2025 yılına gelindiğinde, İstanbul Büyükşehir Belediye Başkanı Ekrem İmamoğlu’nun da aralarında bulunduğu çok sayıda kişinin 19 Mart 2025’te gözaltına alınmasının ardından, başta İstanbul olmak üzere Türkiye’nin dört bir yanında barışçıl gösteriler düzenlendi. Anayasal güvencelere rağmen bu gösteriler “kanunsuz” ilan edilerek bastırıldı, 2000’i aşkın kişi gözaltına alındı, 300’ü aşkın kişi tutuklandı, göstericiler kötü muamele ve polis şiddetine maruz kaldı. 1 Mayıs’ta İstanbul genelinde ulaşım kısıtlandı, Taksim Meydanı’na yürümek isteyen göstericilere polis sert biçimde müdahale etti ve 400’ü aşkın kişi gözaltına alındı. Geniş yasak kararlarına rağmen 11. İstanbul Trans Onur Yürüyüşü’nde yürüyen göstericilerden 46 kişi polis şiddetiyle gözaltına alındı. 23. İstanbul Onur Yürüyüşü için İstanbul Valiliğinin toplantı ve gösteri yürüyüşü alanı olarak tanımladığı Yenikapı Miting Alanına yapılan resmi başvuru reddedildi. Ortaköy’de düzenlenen Onur Yürüyüşü’nde ise şiddetle gözaltına alınan 53 kişiden 3’ü tutuklandı. Bu müdahaleleri soruşturma ve davalar eliyle yargısal taciz takip etti.

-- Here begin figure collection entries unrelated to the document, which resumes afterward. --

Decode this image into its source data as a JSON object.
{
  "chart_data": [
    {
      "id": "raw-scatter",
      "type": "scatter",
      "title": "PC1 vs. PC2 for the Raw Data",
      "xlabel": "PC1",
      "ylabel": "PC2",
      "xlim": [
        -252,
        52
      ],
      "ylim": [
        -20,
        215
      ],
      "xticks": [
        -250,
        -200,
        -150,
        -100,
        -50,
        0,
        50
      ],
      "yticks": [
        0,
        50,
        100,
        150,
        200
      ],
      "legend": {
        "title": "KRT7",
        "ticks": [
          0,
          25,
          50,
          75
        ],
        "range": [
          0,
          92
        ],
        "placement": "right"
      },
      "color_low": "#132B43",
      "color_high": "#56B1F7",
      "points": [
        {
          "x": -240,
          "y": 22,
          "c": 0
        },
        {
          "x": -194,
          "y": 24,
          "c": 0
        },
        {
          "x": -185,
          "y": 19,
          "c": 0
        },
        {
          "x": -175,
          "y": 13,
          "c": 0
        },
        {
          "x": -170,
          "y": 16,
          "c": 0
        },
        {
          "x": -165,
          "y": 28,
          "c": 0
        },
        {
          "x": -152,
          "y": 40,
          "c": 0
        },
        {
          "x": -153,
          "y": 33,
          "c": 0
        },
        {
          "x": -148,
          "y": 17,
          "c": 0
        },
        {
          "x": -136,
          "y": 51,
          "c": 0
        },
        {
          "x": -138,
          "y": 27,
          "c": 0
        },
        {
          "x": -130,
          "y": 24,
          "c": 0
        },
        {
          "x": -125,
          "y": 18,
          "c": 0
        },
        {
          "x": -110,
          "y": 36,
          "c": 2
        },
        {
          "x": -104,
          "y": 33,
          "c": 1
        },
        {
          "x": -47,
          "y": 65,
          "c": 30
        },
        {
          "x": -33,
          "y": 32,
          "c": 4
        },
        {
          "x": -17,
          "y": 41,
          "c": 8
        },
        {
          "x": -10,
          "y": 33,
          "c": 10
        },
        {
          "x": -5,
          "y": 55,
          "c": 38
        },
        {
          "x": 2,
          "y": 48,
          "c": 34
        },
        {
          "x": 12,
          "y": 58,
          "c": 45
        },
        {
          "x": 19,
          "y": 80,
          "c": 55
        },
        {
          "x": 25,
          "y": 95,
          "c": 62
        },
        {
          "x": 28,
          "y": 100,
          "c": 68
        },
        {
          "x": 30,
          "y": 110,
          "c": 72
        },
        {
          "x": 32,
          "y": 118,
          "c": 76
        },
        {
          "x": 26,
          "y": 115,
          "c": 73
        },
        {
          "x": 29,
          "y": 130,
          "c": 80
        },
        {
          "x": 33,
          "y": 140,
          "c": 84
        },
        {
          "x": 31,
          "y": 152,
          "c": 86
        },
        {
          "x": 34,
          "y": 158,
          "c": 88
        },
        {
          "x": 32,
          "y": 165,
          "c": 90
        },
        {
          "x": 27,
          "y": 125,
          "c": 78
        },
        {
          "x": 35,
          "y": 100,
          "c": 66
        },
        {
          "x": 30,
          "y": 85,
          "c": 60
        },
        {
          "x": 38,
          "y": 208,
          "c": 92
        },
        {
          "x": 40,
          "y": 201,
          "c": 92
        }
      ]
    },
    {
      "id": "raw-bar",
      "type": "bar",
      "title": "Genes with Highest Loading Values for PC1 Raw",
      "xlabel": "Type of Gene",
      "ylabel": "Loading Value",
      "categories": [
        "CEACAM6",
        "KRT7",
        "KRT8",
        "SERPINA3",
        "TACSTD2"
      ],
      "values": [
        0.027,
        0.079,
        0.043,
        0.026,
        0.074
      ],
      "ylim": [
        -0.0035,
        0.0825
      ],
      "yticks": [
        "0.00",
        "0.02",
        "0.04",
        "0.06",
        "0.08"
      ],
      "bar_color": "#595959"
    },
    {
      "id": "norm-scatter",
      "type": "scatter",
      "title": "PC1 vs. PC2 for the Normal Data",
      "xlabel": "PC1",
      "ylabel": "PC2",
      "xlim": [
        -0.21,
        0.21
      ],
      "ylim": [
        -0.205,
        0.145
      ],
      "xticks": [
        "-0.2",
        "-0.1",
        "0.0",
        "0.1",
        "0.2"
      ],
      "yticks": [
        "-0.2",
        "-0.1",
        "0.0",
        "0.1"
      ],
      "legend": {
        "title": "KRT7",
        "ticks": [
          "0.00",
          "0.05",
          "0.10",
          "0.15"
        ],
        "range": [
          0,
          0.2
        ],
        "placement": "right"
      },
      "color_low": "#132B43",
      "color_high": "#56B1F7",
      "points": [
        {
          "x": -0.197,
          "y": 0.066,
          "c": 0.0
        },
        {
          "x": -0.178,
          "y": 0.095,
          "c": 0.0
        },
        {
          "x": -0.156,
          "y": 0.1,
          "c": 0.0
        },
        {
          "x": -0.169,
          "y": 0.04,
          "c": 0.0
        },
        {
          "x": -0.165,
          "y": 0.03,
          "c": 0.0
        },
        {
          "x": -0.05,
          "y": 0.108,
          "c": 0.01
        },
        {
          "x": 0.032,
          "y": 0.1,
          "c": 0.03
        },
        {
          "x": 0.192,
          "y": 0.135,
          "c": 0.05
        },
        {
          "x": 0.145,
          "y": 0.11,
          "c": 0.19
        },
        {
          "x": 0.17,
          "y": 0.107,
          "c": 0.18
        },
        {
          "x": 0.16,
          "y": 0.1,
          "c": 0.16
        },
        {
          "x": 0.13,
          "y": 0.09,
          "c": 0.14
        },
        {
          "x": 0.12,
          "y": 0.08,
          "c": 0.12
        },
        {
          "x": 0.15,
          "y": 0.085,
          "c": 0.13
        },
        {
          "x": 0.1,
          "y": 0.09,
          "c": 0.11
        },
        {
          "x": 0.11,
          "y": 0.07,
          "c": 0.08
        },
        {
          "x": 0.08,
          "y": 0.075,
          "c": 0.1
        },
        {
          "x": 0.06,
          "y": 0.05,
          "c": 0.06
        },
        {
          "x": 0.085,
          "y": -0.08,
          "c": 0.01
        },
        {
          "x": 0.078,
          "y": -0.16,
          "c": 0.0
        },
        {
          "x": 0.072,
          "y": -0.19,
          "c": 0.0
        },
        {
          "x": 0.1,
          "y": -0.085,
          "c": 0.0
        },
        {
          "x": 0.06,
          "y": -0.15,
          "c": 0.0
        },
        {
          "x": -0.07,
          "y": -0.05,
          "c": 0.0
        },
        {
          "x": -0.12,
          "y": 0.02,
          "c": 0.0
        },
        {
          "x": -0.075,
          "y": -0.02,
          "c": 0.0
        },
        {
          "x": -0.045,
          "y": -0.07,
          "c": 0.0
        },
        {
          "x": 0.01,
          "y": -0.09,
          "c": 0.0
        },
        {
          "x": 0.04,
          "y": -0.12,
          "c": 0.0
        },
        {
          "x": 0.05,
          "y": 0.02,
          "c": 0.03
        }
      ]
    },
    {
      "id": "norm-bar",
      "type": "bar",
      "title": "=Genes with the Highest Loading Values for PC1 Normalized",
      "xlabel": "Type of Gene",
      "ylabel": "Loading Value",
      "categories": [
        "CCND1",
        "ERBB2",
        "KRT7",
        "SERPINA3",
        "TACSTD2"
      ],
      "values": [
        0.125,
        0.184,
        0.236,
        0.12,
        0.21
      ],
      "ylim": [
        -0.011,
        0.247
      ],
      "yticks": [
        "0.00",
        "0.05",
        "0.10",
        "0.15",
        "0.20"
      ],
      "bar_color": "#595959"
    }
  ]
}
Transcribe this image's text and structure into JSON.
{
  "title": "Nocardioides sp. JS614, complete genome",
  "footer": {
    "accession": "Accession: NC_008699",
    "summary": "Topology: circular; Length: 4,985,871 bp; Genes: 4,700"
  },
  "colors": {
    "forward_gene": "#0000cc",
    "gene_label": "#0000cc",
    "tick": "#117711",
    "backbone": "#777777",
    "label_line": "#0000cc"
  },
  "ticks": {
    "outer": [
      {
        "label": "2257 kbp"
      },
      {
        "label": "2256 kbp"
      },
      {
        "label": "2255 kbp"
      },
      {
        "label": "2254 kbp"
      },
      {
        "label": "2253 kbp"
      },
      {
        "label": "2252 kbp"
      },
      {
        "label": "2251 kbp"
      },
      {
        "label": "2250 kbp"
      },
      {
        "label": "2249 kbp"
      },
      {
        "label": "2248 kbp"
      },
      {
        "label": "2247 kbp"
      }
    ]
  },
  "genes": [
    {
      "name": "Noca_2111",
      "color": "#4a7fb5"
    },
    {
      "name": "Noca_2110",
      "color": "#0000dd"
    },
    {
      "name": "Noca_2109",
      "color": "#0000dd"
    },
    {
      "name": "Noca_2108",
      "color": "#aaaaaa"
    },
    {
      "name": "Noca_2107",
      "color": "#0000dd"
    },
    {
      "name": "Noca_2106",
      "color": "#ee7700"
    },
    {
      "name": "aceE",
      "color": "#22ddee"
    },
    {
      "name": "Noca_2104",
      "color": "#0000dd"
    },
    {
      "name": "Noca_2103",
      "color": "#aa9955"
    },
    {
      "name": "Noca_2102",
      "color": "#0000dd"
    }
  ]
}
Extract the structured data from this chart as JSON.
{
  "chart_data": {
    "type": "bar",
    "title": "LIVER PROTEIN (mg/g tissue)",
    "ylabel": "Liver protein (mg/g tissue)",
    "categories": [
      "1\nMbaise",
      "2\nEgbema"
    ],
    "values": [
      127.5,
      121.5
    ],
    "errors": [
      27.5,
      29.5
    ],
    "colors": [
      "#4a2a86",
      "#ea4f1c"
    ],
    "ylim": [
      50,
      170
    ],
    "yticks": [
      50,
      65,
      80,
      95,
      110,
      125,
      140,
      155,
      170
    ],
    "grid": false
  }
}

Bu politika belgesi, bu yaşananlardan önce hazırlanmış olsa da, tüm bu gelişmeler metinde tespit edilen yapısal sorunları açık biçimde doğrulayan nitelikte. Bu sorunların çözümü ise, ancak 2911 sayılı Kanun’un köklü biçimde değiştirilmesi ve kolluk kuvvetleri ile yargının temel hak ve özgürlüklere alan açan bir yaklaşım benimsemesiyle mümkün olabilir.